Chris Bosh details the most boring play in Miami Heat history

Chris Bosh and the Miami Heat were a giant yawn-fest

Though they’ve only been in the NBA since 1988, the Miami Heat already have won three titles, all led by star-studded casts.

Chris Bosh was a central part of the latter two titles in the 2010s. One of the first big men to really embrace the paradigm shift in the typical shot profile of the league, he allowed for a great balance of floor spacing and typical interior force.

Throughout his time in Miami, Bosh averaged 34.4 percent accuracy from behind the arc while also pulling down 7.3 rebounds per game.

With the Toronto Raptors, Bosh had spent more time as a traditional big. He attempted 34.2 percent of his total shots within 3 feet of the rim in Toronto, in Miami that number shifted to make up just 24.9 percent of his shot profile.

It was all in the name of making for a more workable floor for LeBron James and Dwyane Wade. Bosh made sacrifices to allow for Miami to perform at an extremely high level.

Chris Bosh describes his career Miami Heat moment in “boring” mode

Earlier this week, Chris Bosh took the chance to describe his favorite sports moment in the most boring way possible, prompted by a Tweet from Jeff Eisenband.

You know which moment he’s talking about. It’s the signature play of the Heatles era, in which Miami played off the yellow rope and survived to play another game, eventually winning over the San Antonio Spurs.

Here’s the play, for those of you who might have forgotten:

LeBron James misses a huge 3-pointer, Bosh grabs the rebound, and shows the awareness to get it out to the sharp shooting Ray Allen who hits one of the most clutch corner 3-pointers in the last decade of NBA basketball.

This would tie the game, send it to overtime, and the Heat won. They would win Game 7, too, of course.

Boiled down to its simplest form, sure, it was merely a rebound and a pass.
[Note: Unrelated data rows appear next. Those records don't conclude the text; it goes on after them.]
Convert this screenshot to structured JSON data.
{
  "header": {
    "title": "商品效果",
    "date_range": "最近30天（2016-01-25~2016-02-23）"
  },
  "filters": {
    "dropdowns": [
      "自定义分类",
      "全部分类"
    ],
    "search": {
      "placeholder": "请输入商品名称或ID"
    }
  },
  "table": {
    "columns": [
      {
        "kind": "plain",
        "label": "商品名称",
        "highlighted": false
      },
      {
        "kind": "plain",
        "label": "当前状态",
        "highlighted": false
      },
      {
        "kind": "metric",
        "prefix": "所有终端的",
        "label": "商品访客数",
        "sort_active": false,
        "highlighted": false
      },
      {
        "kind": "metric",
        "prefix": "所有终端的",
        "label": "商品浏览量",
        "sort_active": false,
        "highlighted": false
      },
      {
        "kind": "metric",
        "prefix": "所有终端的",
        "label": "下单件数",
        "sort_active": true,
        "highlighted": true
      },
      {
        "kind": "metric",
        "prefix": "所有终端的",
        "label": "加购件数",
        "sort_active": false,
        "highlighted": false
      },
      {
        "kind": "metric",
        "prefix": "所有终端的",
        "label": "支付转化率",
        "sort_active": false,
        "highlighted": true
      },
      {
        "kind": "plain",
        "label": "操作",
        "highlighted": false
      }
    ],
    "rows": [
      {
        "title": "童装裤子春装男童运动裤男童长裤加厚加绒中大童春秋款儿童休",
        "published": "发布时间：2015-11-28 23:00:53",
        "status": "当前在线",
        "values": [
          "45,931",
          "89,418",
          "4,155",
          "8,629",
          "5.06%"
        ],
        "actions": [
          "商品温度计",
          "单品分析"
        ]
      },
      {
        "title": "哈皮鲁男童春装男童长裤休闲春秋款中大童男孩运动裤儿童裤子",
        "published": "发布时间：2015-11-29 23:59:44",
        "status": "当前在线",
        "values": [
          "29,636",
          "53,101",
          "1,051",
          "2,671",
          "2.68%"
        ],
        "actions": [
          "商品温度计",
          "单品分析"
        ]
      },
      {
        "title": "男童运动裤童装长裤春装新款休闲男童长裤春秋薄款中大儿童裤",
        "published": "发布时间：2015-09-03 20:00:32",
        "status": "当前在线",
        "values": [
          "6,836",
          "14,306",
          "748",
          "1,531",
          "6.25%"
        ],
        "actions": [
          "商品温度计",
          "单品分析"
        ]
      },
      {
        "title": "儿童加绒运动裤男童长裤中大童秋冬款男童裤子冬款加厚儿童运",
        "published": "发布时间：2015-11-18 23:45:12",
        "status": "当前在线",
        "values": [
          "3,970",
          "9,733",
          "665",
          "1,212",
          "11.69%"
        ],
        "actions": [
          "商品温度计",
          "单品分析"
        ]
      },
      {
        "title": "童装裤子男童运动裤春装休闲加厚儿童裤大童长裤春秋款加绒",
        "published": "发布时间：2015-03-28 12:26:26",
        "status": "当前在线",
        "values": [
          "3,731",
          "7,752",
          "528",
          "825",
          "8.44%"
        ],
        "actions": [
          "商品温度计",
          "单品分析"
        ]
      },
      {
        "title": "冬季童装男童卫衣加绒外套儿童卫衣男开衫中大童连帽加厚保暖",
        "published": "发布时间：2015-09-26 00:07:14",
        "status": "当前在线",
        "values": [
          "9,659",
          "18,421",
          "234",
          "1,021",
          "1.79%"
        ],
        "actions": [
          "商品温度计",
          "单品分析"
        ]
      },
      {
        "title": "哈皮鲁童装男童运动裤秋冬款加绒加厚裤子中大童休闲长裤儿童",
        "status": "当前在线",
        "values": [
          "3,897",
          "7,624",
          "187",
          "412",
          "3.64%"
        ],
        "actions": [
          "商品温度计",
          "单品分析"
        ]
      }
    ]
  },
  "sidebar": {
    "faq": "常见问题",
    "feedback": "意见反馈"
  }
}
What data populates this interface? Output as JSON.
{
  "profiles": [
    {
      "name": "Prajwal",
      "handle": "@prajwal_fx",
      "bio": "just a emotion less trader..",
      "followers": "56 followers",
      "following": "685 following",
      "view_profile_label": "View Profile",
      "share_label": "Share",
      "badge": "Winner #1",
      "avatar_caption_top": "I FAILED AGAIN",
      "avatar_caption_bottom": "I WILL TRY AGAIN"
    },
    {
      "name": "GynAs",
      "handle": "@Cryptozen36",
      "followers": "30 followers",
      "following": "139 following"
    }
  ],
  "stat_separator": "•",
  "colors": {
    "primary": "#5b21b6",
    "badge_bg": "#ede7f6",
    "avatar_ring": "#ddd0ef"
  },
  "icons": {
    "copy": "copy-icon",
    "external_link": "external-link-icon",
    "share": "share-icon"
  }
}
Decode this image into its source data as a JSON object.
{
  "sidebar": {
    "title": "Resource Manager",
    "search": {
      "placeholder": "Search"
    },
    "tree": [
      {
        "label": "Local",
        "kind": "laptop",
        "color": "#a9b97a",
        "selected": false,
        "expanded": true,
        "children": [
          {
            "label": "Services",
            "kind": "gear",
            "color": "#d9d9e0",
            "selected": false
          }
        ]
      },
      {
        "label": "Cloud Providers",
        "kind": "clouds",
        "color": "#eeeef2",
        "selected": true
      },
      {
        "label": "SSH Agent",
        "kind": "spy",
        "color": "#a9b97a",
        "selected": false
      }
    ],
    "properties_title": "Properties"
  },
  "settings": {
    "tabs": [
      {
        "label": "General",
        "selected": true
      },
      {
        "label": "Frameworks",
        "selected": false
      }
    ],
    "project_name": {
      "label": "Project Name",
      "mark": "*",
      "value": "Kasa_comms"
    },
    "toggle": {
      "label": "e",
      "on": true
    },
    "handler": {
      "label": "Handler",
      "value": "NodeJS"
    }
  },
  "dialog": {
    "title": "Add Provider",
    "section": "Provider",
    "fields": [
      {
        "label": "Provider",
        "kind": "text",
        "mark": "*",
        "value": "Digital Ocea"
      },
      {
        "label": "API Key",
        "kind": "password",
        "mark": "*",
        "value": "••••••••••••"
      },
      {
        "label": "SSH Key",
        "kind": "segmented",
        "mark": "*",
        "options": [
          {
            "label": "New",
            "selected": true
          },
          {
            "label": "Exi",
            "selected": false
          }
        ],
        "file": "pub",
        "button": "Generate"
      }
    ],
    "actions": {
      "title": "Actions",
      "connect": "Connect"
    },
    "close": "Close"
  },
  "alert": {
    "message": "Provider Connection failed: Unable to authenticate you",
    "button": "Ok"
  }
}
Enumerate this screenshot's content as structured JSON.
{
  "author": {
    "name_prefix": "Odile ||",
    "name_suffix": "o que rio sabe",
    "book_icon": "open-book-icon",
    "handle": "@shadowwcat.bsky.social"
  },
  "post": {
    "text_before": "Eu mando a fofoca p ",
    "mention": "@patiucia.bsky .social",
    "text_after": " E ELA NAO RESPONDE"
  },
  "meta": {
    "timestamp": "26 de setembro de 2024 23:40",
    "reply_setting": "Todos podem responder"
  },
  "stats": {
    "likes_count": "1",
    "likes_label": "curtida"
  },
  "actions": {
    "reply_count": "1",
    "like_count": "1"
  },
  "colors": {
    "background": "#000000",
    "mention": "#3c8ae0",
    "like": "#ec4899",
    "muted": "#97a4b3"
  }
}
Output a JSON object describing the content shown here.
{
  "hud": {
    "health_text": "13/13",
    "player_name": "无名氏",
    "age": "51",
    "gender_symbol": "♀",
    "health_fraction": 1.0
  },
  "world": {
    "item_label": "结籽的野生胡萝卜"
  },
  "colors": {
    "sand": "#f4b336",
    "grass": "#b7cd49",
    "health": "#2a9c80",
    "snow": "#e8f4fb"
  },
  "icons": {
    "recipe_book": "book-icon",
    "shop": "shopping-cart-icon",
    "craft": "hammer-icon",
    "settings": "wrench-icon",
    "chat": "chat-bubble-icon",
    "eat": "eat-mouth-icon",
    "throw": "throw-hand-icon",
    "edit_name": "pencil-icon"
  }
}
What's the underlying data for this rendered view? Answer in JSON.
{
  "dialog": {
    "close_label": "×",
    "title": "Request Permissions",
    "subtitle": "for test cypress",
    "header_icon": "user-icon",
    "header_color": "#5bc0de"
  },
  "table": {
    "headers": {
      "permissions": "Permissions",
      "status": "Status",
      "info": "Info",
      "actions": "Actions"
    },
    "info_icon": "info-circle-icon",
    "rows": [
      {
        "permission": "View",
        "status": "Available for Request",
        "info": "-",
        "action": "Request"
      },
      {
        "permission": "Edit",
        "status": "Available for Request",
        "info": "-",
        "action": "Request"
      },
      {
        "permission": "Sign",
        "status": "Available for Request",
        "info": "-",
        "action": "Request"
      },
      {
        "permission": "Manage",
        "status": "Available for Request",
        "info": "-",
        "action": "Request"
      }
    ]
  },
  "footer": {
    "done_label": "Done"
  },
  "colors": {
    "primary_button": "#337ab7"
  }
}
Context is key, and Heat fans know the context here is that Bosh saved the team with that rebound.

Before crashing the boards for the rebound, Bosh created the space on the perimeter for James to be able to take the shot, too, with a great screen warding off two defenders. Everything good that came from that play was a direct result of Bosh’s efforts.

Now retired, Bosh’s number sits in the rafters in Miami. His legacy is now long-imprinted into the game, but some fans may not remember that there was scrutiny from the national media about Bosh essentially up until this moment. He was often looked at as the afterthought of the star core in Miami.

This moment was signature, and it encapsulated the impact Bosh would have on one of the most successful modern NBA franchises.

If you think that’s boring, well, maybe the NBA isn’t for you.